Since 1995, many foreign firms have established a presence in Israel. Of these, some entered the market by setting up operations directly, whereas others do so by friendly take-overs of small Israeli firms. Additional firms are listed as U.S. firms, although all development and manufacturing facilities are located in Israel and management is Israeli, or largely Israeli. Many international firms also maintain a presence in Israel by virtue of their minority holdings in Israeli start-up companies. This phenomenon began a few years ago and is expected to continue in the future. These minority shareholders also invariably hold options for share increases.
International firms which established local research and development centers in Israel in the 70s and the 80s brought the know-how and the operating procedures of large conglomerates to local, inexperienced firms. These firms exposed Israeli industry to new areas, primarily in the telecommunications and the semiconductor industries.
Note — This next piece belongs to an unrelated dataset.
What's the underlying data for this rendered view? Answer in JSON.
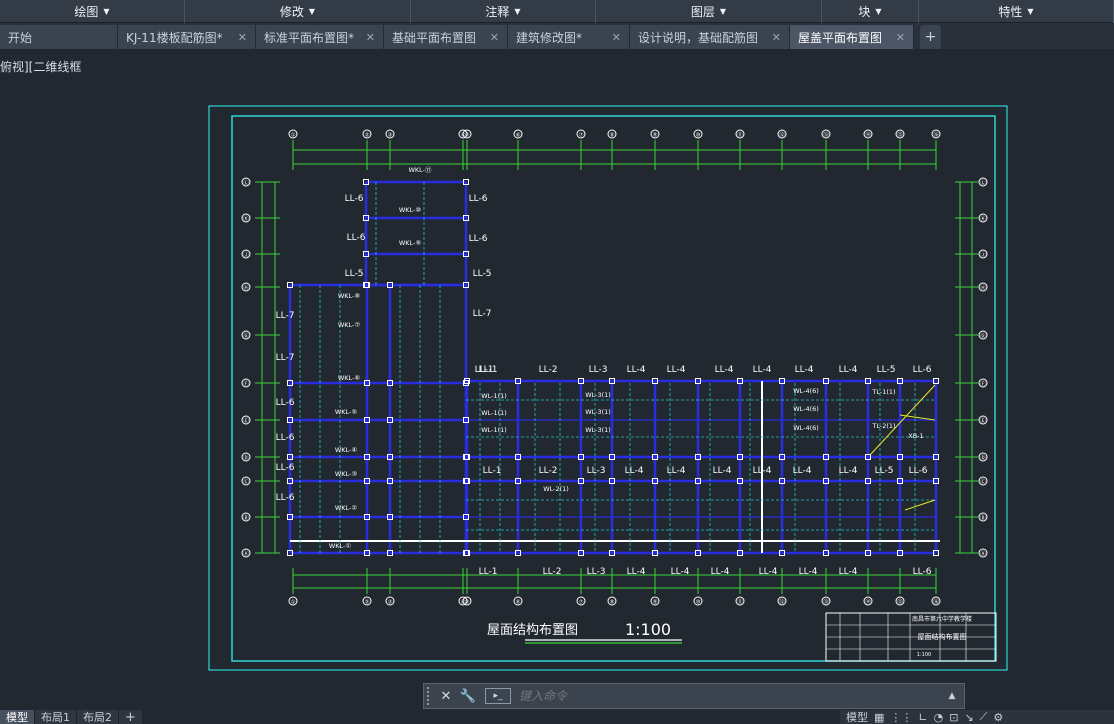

Cooperation with Foreign Firms
The Israel high-tech industry can benefit from cooperation with foreign companies at all levels. Some of the success stories of the Israel high-tech industry involve a partnership between an Israeli and a foreign partner, in which the Israeli partner provides the technology or the product, and the foreign partner provides the sales and support functions in target markets. This type of cooperation is a win-win situation for both sides. For US partners or investors it is even more beneficial as the partnership can apply for BIRD Foundation funds.
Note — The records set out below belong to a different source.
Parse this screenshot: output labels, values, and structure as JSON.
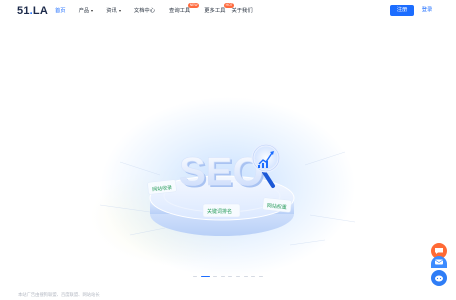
{
  "header": {
    "logo": {
      "main": "51",
      "dot": ".",
      "suffix": "LA"
    },
    "nav": [
      {
        "label": "首页",
        "active": true
      },
      {
        "label": "产品",
        "dropdown": true
      },
      {
        "label": "资讯",
        "dropdown": true
      },
      {
        "label": "文档中心"
      },
      {
        "label": "查询工具",
        "badge": "NEW"
      },
      {
        "label": "更多工具",
        "badge": "HOT"
      },
      {
        "label": "关于我们"
      }
    ],
    "register_label": "注册",
    "login_label": "登录"
  },
  "hero": {
    "illustration": {
      "main_text": "SEO",
      "tags": [
        "网站收录",
        "关键词排名",
        "网站权重"
      ]
    },
    "carousel": {
      "count": 9,
      "active_index": 1
    }
  },
  "footer": {
    "note": "本站广告由搜狗联盟、百度联盟、网站站长"
  },
  "floating": {
    "buttons": [
      "chat-icon",
      "message-icon",
      "headset-icon"
    ]
  },
  "colors": {
    "accent": "#1c6dff",
    "badge": "#ff6a3d",
    "floating_orange": "#ff6a35",
    "floating_blue": "#3c8bff"
  }
}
Motorola, Intel and others have made Israel a preferred site for production facilities. These companies benefit from a high level of technicians and engineers and from proximity to their target markets in Europe. NAFTA agreements made Israel the manufacturing location of choice for products that are to be exported to Europe. It is quite difficult for Israel to compete with South Asian countries on the basis of labor costs, but Israels better product quality is an advantage.
Israel High-Tech Industry towards the 21st Century
The rapidly growing high-tech industry has the potential to grow at an even faster rate, despite the present economic slowdown – which affects the high-tech field less than other industries. In terms of productivity per employee, Israeli high-tech still has a long way to go, compared to international standards. Although output per employee in the industry is $160,000 per annum, some countries boast an output of upward of $250,000 per employee per annum.
Challenges facing the industry as the 21st century approaches:
The Israel high-tech industry is capable of enjoying tremendous profitability. It already leads the Israeli economy in terms of added value, export rates and productivity per employee. By taking the appropriate strategic decisions, the Israel high-tech industry – with total sales of some $7.2 billion today – can become, in the coming decade, a $10-15 billion industry.
Israeli high-tech is on the way to the forefront of world technology in terms of knowledge and development. Israeli leaders believe that the high-tech industry can lead not only Israel, but its neighbors as well, to a better future. The high-tech industry is no longer a gamble – it has proved its ability. It now needs to expand and firmly establish its position as a recognized world leader.